Of course, there is always the ability to seek criminal sanction. Sure, this is not a matter of a fake prostitute or talk of fake teenage prostitution. OTOH, it would mean looking backward. No, I think the need for civil litigation holds.
* If I was a member of the press as such, "alleged" might be warranted here, but the evidence is there to be sure that she and others were actually raped. And, as noted here, there have been convicted cases (if minor) of sexual abuse under the "Military Extraterritorial Jurisdiction Act." The article underlines the value of the use of the military includes that they clearly are liable for their actions, while contractors fall under a more hazy area. While ACORN is being targeted, we have this:
Earlier that year Ben Johnston, a DynCorp aircraft mechanic for helicopters in Kosovo, also filed a lawsuit against his employer. The suit alleged that in the latter part of 1999 he "witnessed coworkers and supervisors literally buying and selling women for their own personal enjoyment, and employees would brag about the various ages and talents of the individual slaves they had purchased."
And, "not nearly enough has changed." This includes many Republicans not apparently caring. As I said once before, why in the hell am I supposed to take them seriously?

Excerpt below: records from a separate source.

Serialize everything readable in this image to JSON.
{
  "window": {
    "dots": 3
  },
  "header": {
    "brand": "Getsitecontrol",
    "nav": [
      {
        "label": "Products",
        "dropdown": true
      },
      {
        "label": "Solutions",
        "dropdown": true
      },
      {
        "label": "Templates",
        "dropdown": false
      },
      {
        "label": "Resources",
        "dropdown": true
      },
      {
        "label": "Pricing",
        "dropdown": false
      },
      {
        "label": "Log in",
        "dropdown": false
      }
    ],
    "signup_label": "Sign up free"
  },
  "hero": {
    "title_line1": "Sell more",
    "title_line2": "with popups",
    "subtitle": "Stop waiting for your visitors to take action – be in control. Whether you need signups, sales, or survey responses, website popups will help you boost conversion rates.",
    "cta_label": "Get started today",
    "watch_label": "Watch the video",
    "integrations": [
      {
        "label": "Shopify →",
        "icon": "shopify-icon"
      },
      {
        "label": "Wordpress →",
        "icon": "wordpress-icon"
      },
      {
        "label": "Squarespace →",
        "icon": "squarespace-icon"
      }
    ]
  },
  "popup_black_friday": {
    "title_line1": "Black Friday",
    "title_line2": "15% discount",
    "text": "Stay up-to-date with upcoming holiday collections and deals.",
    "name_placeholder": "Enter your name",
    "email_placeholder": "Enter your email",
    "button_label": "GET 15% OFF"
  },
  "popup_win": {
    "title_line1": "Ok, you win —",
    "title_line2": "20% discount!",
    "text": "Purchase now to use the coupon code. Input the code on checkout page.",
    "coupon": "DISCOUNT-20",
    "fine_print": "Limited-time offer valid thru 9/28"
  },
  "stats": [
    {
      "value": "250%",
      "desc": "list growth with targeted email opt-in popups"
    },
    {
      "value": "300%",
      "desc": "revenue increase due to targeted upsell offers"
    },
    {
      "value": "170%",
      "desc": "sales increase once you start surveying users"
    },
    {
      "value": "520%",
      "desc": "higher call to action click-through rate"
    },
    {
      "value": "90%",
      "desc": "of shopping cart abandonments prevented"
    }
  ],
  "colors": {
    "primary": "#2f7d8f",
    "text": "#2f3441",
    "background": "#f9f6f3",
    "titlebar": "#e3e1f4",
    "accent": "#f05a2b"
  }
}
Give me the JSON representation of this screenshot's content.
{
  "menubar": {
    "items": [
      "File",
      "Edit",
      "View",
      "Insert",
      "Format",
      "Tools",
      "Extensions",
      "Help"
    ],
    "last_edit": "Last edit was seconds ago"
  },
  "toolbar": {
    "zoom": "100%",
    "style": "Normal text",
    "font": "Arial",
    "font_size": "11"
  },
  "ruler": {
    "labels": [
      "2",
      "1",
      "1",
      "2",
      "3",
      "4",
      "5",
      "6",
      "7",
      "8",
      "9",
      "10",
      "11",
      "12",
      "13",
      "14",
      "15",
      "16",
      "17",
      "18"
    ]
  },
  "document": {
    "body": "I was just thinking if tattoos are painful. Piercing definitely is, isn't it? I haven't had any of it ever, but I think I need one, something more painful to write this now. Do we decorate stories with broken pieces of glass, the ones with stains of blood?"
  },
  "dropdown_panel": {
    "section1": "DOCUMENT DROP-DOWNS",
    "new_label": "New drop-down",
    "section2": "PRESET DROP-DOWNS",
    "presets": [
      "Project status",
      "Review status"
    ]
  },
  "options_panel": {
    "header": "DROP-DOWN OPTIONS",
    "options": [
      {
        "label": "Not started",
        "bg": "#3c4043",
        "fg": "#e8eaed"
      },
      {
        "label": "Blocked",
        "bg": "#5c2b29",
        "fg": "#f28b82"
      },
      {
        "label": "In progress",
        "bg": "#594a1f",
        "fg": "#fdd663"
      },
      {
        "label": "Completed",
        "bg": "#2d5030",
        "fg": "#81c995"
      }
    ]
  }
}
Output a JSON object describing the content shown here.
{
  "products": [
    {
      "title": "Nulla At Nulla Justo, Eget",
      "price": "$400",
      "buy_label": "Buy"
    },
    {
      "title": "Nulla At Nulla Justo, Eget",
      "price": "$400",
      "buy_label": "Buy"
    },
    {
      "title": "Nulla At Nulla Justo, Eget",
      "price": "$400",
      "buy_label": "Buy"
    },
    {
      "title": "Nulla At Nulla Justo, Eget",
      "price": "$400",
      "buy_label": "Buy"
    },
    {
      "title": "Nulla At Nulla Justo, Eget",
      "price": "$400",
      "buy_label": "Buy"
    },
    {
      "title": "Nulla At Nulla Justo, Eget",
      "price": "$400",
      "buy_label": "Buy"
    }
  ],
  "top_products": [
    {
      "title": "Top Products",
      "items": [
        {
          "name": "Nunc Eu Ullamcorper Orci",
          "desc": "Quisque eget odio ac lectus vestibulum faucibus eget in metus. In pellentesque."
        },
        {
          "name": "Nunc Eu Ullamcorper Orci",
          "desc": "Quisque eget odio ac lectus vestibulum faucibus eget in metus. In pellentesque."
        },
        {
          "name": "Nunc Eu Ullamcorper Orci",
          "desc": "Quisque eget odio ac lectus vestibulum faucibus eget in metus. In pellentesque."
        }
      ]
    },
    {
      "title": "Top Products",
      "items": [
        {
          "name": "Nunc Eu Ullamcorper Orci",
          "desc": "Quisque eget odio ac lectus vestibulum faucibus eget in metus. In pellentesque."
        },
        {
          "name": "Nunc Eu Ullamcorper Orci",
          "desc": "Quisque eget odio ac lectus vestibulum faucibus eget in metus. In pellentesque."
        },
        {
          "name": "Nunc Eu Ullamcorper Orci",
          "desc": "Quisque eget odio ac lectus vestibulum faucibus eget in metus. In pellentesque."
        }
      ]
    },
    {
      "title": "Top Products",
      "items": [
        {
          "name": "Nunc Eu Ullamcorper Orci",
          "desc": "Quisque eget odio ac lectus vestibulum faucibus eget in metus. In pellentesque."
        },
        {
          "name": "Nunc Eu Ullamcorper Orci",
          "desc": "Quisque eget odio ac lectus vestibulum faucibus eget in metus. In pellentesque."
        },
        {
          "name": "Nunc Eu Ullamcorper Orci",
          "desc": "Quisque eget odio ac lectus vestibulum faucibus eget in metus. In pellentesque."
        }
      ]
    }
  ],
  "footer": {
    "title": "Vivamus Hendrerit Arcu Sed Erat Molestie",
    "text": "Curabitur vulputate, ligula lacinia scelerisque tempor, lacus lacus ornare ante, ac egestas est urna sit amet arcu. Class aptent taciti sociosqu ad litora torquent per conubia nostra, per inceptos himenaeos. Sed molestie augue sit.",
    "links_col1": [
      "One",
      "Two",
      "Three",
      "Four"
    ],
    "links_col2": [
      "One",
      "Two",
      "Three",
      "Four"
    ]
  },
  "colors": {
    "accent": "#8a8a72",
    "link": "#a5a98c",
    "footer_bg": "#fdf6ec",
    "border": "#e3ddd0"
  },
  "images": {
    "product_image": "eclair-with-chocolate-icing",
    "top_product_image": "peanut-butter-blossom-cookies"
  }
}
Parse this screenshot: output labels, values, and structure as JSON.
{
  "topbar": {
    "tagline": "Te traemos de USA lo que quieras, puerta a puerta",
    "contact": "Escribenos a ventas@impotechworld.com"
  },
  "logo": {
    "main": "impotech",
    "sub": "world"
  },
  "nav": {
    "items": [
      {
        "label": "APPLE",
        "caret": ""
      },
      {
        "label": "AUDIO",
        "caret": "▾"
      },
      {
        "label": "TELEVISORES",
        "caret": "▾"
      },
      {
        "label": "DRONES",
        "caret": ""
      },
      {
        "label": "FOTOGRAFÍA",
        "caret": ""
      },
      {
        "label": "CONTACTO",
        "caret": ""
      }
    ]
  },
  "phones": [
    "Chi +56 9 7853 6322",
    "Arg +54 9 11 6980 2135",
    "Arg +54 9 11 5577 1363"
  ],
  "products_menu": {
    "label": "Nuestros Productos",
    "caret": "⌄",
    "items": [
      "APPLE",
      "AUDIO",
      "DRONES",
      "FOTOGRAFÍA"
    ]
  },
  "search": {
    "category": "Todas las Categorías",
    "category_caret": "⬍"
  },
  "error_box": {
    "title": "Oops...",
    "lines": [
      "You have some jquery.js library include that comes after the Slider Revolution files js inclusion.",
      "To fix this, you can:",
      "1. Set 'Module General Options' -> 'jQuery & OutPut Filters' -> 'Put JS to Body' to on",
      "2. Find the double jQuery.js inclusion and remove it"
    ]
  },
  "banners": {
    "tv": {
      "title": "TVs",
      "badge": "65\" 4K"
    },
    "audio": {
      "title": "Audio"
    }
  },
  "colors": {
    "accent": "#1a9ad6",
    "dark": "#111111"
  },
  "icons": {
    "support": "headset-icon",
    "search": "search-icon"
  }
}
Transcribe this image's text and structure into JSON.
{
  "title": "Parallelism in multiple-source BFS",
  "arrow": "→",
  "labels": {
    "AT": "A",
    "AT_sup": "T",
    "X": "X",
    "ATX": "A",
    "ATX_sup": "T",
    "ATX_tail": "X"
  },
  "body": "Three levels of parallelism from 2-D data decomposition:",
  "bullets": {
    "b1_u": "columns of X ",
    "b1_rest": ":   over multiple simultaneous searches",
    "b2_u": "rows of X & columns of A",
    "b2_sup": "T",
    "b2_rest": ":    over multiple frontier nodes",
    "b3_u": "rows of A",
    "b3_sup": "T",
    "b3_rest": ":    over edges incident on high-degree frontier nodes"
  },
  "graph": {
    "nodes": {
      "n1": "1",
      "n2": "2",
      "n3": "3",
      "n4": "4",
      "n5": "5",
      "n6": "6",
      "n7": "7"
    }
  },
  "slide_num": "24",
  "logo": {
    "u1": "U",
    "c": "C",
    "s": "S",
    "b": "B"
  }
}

None of the funds appropriated or otherwise made available by this Act may be used for any existing or new Federal contract if the contractor or a subcontractor at any tier requires that an employee or independent contractor, as a condition of employment, sign a contract that mandates that the employee or independent contractor performing work under the contract or subcontract resolve through arbitration any claim under title VII of the Civil Rights Act of 1964 or any tort related to or arising out of sexual assault or harassment, including assault and battery, intentional infliction of emotional distress, false imprisonment, or negligent hiring, supervision, or retention.
The DOD is wary but assures they support the spirit. I'm wary of statements like: "The department suggests that 'it may be more effective' to seek a law that would prohibit the clauses in any business contracts within U.S. jurisdiction." What does that last part mean when dealing with firms that do things overseas?
As the text underlines, not just rape is in question. But, as tends to be the case, it is not like the opponents pushed for some bipartisan middle ground that did not include some catchall "sexual harassment" component. This would have helped prevent this wickedly funny blog from having such bite. (You can see/hear Jamie there in the Franken questioning vid.)
Not that depriving people the right to a day in court when their civil rights (including protection from sexual harassment) is an ideal "middle ground," especially when what is at stake is government financing and mandatory arbitration.